So I’m firmly on the side of electric, even if they have to have cords and a generator.
And that new Ryobi Whisper-something blower really is quieter. I gave one to my brother.
Robert Walker
I have the Ryobi blower. Love it.
Dave Brock
Ear Plugs.
Jim Felt
Kinda like the Rock concerts I promoted in my early twenties. No dang ear protection for any of us. Old rockers always have hearing aids. Google a head shot of Mick Jagger’s industrial black model. Lordie we were dozy.
Woody harding
Most all the comments are true I think. Cutting down a huge tree is going to need gas power. Another trueism is that these small engines create huge pollution. Way more than cars do. Get out the rakes and barrels and hire more immigrants and charge huge money because the job is going to take much longer.
KMR
Good. The noise is obnoxious and the 2 stroke engine emissions are incredibly bad.
Mike
I started replacing my gas powered yard equipment a couple years ago with M18 stuff and there is no way I’d ever switch back. That M18 chainsaw is next on my to-get list. For a homeowner the battery powered stuff has gotten too good. Now I’m not sure it’s ready for commercial use yet but with these regulations it won’t be long until it is.
Michael Quinlan
I’ve got several M18 outdoor power tools – the chainsaw among them – and they’re okay for my use. But I can’t imagine the cost of powering them for all-day use without a bank of charges nearby. I have 3 standard & 3 rapid chargers mounted in my garage, and they can’t keep up when it’s just me using the blower. An entire landscaping crew would need dozens of batteries and chargers, plus an A/C power source to get through a day.
Matt B
Once again a case where the free market could and would solve most people’s complaints, if we just let it.
If and when battery electric is more cost effective than gas, people will buy it. It’s hard enough to keep these small engines running well, especially if you put gas with ethanol in them. It wouldn’t be a hard sell.

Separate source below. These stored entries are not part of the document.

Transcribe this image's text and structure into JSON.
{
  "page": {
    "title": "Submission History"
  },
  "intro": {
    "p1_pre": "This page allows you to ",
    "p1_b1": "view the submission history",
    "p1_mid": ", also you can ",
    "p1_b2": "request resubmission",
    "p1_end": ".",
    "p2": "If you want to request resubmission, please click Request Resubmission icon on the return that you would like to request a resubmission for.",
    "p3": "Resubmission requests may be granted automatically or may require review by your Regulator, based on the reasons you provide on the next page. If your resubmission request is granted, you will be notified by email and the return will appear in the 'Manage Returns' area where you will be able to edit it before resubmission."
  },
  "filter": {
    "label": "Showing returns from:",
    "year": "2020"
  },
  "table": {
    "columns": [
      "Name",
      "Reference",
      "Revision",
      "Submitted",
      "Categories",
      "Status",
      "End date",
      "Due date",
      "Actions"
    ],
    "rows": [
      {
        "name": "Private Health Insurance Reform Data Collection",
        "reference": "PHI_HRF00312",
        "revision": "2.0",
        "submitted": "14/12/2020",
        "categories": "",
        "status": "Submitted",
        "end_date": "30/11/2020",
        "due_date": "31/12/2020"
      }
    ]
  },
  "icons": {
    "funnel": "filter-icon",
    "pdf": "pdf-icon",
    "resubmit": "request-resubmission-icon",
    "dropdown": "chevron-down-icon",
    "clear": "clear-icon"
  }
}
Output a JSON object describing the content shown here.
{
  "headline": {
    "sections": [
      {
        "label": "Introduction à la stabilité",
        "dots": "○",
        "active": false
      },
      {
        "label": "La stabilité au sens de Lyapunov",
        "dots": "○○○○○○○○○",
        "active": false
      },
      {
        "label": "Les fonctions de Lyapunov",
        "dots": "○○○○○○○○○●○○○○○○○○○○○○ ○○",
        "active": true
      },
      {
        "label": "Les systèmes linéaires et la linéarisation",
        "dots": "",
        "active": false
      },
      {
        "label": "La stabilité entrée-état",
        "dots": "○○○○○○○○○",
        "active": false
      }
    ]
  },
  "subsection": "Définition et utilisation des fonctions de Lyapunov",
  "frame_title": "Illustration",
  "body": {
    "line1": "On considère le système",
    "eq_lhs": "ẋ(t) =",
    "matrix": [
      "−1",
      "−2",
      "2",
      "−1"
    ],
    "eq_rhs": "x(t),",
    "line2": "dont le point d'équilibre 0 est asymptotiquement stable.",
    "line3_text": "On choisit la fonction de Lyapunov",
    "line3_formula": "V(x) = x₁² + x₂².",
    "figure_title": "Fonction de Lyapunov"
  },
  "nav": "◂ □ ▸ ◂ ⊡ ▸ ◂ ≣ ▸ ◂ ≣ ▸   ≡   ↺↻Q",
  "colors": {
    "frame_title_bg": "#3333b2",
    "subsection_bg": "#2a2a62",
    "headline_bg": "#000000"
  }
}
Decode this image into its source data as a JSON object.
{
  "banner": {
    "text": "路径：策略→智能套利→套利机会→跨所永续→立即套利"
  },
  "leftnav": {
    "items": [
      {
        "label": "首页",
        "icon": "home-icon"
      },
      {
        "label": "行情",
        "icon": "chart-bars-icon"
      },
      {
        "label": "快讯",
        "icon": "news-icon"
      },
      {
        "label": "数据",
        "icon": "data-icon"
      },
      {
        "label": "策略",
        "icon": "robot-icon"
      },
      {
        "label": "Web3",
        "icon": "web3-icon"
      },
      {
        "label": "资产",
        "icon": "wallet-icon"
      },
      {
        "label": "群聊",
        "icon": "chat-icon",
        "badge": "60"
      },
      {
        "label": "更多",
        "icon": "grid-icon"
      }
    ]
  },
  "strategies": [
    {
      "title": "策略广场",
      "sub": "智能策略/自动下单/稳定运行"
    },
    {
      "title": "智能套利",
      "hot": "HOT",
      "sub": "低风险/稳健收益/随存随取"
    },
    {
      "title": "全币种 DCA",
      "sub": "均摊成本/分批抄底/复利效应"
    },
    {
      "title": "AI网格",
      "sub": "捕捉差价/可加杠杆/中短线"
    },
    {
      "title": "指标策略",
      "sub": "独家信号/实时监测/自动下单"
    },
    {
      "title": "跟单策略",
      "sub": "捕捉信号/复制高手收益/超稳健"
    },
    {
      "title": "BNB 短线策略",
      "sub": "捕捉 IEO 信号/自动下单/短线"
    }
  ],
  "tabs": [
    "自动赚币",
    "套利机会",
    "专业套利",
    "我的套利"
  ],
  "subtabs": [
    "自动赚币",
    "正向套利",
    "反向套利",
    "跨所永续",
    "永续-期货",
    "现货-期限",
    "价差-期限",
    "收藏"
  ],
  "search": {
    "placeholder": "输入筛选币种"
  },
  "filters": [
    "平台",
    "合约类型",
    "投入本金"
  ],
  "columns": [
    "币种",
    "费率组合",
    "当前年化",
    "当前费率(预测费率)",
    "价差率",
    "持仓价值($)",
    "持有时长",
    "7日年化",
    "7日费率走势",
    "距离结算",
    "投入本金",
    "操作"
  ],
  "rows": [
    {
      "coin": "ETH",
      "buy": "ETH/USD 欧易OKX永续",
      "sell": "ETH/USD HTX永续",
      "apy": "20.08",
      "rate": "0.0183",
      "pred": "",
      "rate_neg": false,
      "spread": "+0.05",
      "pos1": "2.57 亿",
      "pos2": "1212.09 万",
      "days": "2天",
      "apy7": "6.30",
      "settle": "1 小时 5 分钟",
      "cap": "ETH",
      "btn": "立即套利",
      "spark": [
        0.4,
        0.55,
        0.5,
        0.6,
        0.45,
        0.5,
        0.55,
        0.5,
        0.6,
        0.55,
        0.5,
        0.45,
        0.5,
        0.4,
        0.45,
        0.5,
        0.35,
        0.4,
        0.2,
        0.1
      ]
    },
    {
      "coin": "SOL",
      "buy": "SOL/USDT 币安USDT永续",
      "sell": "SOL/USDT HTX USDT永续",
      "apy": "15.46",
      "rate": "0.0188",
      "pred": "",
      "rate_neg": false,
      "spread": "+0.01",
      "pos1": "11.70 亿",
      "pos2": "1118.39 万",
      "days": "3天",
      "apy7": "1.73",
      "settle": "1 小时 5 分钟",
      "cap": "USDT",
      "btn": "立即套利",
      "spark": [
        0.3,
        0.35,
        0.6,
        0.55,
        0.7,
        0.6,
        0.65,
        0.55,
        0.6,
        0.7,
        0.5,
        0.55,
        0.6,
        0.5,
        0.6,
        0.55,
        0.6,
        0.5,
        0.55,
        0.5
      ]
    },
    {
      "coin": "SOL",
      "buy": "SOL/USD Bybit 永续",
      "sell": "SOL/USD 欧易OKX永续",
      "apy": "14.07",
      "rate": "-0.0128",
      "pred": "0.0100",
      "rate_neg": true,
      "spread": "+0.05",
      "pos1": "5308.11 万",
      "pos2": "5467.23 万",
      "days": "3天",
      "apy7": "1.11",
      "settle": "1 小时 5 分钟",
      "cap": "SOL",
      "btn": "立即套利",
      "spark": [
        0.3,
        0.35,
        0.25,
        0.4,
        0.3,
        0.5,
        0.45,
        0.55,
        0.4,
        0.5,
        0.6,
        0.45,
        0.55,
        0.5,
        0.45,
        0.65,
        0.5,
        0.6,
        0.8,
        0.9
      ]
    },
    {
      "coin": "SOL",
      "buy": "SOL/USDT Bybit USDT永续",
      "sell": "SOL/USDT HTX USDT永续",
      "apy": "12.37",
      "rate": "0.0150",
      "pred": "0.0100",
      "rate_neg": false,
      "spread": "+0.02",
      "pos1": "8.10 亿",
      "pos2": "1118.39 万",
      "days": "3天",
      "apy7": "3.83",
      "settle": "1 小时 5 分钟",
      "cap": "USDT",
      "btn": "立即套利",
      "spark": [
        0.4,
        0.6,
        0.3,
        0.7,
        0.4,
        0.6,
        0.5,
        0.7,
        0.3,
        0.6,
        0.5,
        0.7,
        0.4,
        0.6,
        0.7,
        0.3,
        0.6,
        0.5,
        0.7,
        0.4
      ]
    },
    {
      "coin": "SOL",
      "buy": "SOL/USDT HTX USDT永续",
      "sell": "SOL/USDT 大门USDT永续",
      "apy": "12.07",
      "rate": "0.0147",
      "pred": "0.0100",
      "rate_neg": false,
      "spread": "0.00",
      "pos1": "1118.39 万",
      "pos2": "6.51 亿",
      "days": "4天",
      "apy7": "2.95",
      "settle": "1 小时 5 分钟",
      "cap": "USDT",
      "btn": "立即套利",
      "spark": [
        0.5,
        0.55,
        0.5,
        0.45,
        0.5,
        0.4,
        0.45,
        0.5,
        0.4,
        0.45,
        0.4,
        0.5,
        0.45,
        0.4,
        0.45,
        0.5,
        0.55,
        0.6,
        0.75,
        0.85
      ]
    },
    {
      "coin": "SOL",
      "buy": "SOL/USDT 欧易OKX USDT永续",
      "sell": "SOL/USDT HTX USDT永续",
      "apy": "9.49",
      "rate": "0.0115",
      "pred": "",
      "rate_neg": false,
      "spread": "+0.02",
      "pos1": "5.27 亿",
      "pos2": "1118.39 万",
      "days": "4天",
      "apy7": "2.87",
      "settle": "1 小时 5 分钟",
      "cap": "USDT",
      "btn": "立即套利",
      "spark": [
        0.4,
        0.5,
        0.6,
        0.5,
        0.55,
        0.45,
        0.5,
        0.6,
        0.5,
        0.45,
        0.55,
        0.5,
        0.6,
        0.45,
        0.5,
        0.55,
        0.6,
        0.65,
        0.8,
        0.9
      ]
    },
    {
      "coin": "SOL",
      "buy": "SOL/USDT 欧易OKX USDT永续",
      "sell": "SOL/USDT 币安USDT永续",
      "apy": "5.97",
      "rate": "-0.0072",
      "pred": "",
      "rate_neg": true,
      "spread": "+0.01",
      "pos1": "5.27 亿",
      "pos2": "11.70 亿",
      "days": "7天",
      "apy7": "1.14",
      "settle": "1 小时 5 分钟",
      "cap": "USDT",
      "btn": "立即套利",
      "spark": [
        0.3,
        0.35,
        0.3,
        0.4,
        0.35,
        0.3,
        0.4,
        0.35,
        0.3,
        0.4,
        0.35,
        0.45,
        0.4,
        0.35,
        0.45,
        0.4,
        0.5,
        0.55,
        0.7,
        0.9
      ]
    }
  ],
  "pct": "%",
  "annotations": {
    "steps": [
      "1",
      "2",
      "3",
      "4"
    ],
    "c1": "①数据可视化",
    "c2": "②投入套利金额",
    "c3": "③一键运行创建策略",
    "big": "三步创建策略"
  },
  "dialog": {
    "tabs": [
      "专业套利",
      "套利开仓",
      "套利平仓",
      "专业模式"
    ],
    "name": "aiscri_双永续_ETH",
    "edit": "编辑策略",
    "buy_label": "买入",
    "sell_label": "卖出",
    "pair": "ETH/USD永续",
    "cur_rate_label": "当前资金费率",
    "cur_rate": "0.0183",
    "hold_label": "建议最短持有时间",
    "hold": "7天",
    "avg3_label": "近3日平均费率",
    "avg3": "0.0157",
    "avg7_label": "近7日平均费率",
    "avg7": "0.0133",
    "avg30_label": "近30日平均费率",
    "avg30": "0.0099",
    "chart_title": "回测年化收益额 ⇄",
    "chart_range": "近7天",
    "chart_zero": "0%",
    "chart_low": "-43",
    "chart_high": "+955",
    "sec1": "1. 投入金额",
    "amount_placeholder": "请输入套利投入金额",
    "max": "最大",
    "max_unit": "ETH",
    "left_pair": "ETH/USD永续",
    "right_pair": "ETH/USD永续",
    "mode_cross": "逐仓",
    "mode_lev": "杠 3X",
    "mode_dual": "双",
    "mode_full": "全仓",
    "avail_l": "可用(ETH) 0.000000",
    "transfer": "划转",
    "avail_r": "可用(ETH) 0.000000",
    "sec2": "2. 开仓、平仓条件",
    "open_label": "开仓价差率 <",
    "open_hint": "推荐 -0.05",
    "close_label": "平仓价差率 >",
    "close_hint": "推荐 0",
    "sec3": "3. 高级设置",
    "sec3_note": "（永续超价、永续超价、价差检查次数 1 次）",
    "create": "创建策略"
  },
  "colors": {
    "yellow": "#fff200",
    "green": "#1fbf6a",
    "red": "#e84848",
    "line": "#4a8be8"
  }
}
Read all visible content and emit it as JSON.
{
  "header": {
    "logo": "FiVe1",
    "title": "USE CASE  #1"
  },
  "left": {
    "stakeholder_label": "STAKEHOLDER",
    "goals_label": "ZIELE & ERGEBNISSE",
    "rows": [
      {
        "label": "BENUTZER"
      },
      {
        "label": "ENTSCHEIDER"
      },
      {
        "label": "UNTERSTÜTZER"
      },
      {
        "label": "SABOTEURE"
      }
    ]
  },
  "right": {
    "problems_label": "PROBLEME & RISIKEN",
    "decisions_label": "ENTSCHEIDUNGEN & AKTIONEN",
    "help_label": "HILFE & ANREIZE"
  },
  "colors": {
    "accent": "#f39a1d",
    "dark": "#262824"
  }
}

You only need these mandates if you don’t think that day will ever come – you still think the gas product is more powerful and/or cost effective, but want to force people into an inferior product. And when you do that, you artificially make everyone buy an inferior product, potentially delaying or totally preventing it from every reaching parity/cost parity with the product that was banned.
I’m hugely in favor of taking care of the environment. I also have a gas blower because, for now, it works better. I know a lot of people who have swapped and, for their use, been very happy. They swapped without mandates because they liked the product better. Let the market work
Jfg
The “free market” can’t solve all problems. The problem is that the true cost of the gas engines is externalized. If you want the market to solve it, then agree that the engine users must compensate those around them for the noise invasion. Also, make them pay into an environmental trust fund to account for the pollution that they create.
Zack
Jeff’s answer, just above, is excellent. In addition, keep in mind that manufacturers are more likely to attempt the improvements you’re looking for if they know that a market exists. Once you create a guaranteed market for electric OPE as DC and California are doing here, you’ll see vigorous competition from companies to establish a dominant position in the new market.
Rx9
Matt, you’re right about the free market, but we don’t have that. In crony capitalism, the system we actually have, the trick is to first buy up political and media control. Then you can change the system to make sure you get paid.
Dave B
You’re right about the free market solving this. Who should I bill for 2 hours of leafblowing in the 2 nextdoor houses? What’s the appropriate charge for the 2 stroke smell and pollution, as well as the fractionally increased cancer hazard?
Matt B
I see some of what all three of you said. The new competition to meet demand I totally do agree on. Had not considered that.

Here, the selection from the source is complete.